I was just saying that I can design finite difference schemes with NNs approach. But I sincerely hope that this bridge between NNs and finite difference methods has already been noticed before.
Remind us again. I missed it. The last time the details were missing AFAIR.
Are you referring to approximating the gradient by divided differences?
// I have never seen FD mentioned in the same breath as NN.

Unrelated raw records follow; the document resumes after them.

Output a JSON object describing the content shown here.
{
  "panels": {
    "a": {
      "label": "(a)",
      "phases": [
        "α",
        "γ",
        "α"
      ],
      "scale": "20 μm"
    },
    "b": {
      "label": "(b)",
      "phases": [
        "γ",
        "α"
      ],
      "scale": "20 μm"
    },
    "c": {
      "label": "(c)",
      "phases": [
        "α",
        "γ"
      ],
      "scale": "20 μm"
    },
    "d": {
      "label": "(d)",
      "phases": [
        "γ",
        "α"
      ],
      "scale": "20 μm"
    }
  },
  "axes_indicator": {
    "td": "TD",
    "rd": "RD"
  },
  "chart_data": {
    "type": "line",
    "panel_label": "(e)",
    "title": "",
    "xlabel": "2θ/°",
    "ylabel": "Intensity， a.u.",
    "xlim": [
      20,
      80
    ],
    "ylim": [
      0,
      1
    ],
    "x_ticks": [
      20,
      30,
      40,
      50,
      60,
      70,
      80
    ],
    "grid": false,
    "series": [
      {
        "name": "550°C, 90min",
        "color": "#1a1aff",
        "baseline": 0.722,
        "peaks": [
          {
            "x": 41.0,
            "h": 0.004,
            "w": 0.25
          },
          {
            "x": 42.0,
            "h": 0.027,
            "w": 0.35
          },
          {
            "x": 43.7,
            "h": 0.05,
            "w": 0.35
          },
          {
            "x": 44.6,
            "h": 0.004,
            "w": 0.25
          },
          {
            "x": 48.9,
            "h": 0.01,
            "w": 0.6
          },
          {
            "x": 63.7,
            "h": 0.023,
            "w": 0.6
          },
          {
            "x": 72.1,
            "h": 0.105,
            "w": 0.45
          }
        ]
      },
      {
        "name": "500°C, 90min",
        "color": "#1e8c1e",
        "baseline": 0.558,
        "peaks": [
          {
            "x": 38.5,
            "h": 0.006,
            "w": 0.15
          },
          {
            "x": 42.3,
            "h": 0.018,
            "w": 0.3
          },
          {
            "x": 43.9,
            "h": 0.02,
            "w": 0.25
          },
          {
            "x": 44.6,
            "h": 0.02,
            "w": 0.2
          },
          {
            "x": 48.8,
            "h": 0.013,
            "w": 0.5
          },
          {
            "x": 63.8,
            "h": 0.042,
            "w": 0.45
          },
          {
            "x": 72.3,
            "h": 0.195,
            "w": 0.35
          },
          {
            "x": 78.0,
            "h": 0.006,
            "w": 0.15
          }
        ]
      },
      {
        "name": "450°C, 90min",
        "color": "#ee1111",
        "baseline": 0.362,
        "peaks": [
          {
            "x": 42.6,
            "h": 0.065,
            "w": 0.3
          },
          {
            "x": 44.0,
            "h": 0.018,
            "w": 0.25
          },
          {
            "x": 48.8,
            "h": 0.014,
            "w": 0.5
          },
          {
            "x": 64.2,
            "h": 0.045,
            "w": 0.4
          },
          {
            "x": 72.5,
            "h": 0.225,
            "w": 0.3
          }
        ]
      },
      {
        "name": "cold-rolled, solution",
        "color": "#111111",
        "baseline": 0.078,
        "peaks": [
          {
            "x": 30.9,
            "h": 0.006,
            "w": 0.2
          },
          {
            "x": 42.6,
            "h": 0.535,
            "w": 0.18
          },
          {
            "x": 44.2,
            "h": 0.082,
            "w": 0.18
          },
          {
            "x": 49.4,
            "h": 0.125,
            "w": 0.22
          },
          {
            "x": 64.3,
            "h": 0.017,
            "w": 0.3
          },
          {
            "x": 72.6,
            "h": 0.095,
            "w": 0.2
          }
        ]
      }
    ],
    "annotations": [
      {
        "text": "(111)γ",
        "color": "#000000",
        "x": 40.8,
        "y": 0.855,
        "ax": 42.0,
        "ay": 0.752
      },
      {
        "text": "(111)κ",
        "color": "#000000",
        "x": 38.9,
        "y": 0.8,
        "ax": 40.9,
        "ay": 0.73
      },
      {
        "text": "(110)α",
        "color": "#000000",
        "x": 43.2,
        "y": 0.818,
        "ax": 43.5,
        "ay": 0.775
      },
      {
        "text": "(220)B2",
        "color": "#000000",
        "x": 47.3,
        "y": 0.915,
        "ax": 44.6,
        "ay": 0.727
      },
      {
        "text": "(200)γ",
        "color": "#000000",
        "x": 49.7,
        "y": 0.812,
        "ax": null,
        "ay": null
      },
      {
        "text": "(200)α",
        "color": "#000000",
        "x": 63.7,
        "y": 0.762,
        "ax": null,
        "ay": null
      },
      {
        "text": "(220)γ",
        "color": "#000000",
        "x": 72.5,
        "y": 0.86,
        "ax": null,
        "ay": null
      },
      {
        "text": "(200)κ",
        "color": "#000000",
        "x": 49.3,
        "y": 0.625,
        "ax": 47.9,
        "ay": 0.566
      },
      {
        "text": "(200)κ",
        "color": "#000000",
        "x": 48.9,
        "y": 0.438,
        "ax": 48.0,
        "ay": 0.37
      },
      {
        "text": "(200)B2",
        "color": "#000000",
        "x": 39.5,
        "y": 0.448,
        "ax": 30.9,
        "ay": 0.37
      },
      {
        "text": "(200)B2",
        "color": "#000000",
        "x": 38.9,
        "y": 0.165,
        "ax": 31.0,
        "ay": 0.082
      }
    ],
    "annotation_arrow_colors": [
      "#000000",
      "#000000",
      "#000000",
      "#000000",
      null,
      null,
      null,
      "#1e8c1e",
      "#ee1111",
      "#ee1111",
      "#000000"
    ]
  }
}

Yes, I am saying that with NNs-type kernels I can design any type of finite difference schemes, in particular coinciding with forward / backward differences. I did not give any examples, lets give it : consider a simple 1D example over [0,1], N points x^n = (n+0.5)/N. Consider the rectifier function \varphi(x) = max(x,0) and the kernel K(x,y) = 1 - \varphi(y-x). Define the NxN matrix K = K(x^n,x^m)_{n,m}. Its inverse is (...,0,-N, 2N,-N,0,...) (Cuchullain, you should here have a tickle in your head). Takes now the derivative : K' = -\varphi'(x^n-x^m)_{n,m}. Do you want to express the derivative of a function with this kernel ? you would find the following NxN matrix operator (...,0, -N,+N,0,...), coinciding with the classical finite forward difference operator. You want to compute the Laplacian of a function associated with this kernel ? This is the very classical finite difference NxN matrix operator (...0,-N^2, 2N^2,-N^2,0,...). You want to move the x^n's because your algorithms is learning something ? it won't change these operators so much.